Vigna's output function is to add together the two halves of the state. Here's the end product:

```
Histogram for xoroshiro16plus8:
Occur Count
0 35273
1 12781
2 7773
3 4845
4 2707
5 1449
6 402
7 277
8 13
9 15
10 1
```

From the graph and the histogram, we can see that *these results aren't good*!
Not as bad, perhaps as an LCG or vanilla XorShift, but nevertheless
much worse that Truncated XorShift*, PCG, or numerous other generators.

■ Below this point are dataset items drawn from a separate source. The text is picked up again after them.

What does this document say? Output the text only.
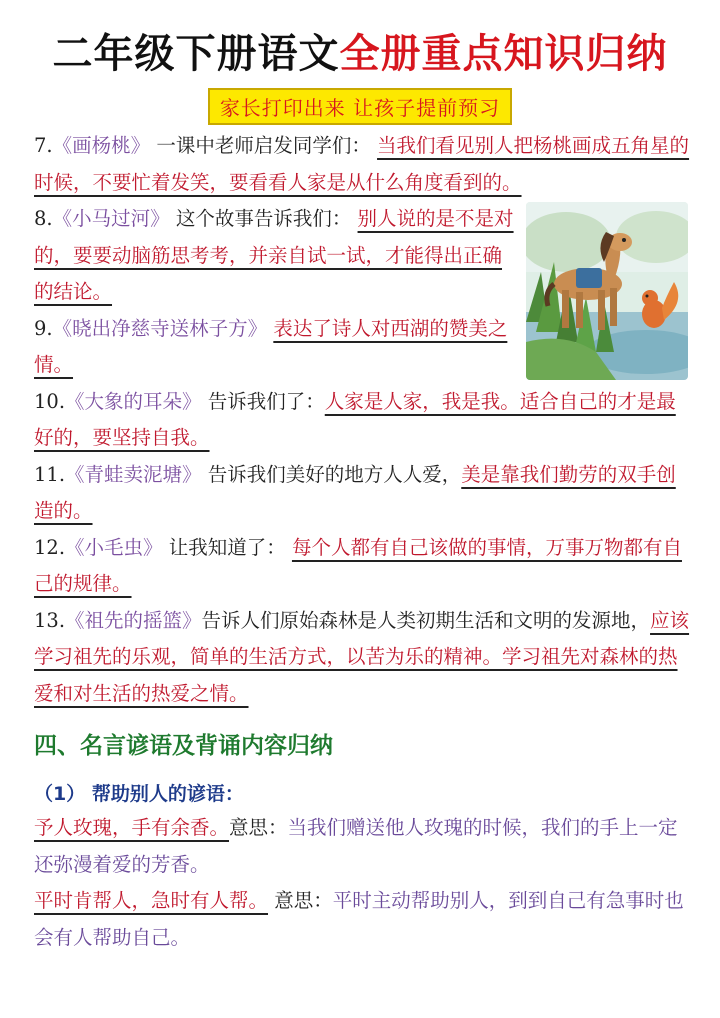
二年级下册语文全册重点知识归纳
家长打印出来 让孩子提前预习
7.《画杨桃》 一课中老师启发同学们： 当我们看见别人把杨桃画成五角星的时候，不要忙着发笑，要看看人家是从什么角度看到的。
8.《小马过河》 这个故事告诉我们： 别人说的是不是对的，要要动脑筋思考考，并亲自试一试，才能得出正确的结论。
9.《晓出净慈寺送林子方》 表达了诗人对西湖的赞美之情。
10.《大象的耳朵》 告诉我们了：人家是人家，我是我。适合自己的才是最好的，要坚持自我。
11.《青蛙卖泥塘》 告诉我们美好的地方人人爱，美是靠我们勤劳的双手创造的。
12.《小毛虫》 让我知道了： 每个人都有自己该做的事情，万事万物都有自己的规律。
13.《祖先的摇篮》告诉人们原始森林是人类初期生活和文明的发源地，应该学习祖先的乐观，简单的生活方式，以苦为乐的精神。学习祖先对森林的热爱和对生活的热爱之情。
四、名言谚语及背诵内容归纳
（1） 帮助别人的谚语：
予人玫瑰，手有余香。意思：当我们赠送他人玫瑰的时候，我们的手上一定还弥漫着爱的芳香。
平时肯帮人，急时有人帮。 意思：平时主动帮助别人，到到自己有急事时也会有人帮助自己。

You might wonder if these issues really do persist in the larger sizes
of Xoroshiro, like Xoroshiro128+. Yes, they do. The detection
techniques are different from drawing a picture (after all, we can't
plot out the whole period of a 128-bit generator), but once we know
what we're looking for, it isn't too hard to find with some hand-coded
exploration. Given the length of this post, I'll leave that part as
an exercise for the reader! But it *is* a tall order to expect a
general PRNG test suite to find these kinds of issues in a 128-bit
generator with 64-bit output, since we're talking about tracking
repeats of pairs of 64-bit values. As I outlined in my previous post,
128-bits is well into “too big to fail”
territory, where the amount of data needed to discover the flaw is just
too vast.

#### Xoroshiro with Truncated (Full-State) Multiply

If we swap out Vigna's output function for an old-school truncated multiply, we get much better results.

```
Histogram for xoroshiro16star8:
Occur Count
0 23964
1 24135
2 12303
3 3980
4 951
5 171
6 29
7 3
```

Much better! But not what Vigna did though. Not what you get if you're using Xoroshiro128+.

### Conclusion

Looking at cut-down versions of PRNGs tells you useful things. I also
think they show the value of a certain kind of playfulness and
informality. It's valuable to be able to express yourself in
mathematical formalisms, but writing a program that just *shows you*
what things look like can sometimes give you more insight than a proof,
especially in the world of random number generation where mathematics
alone currently fails to characterize all that is going on.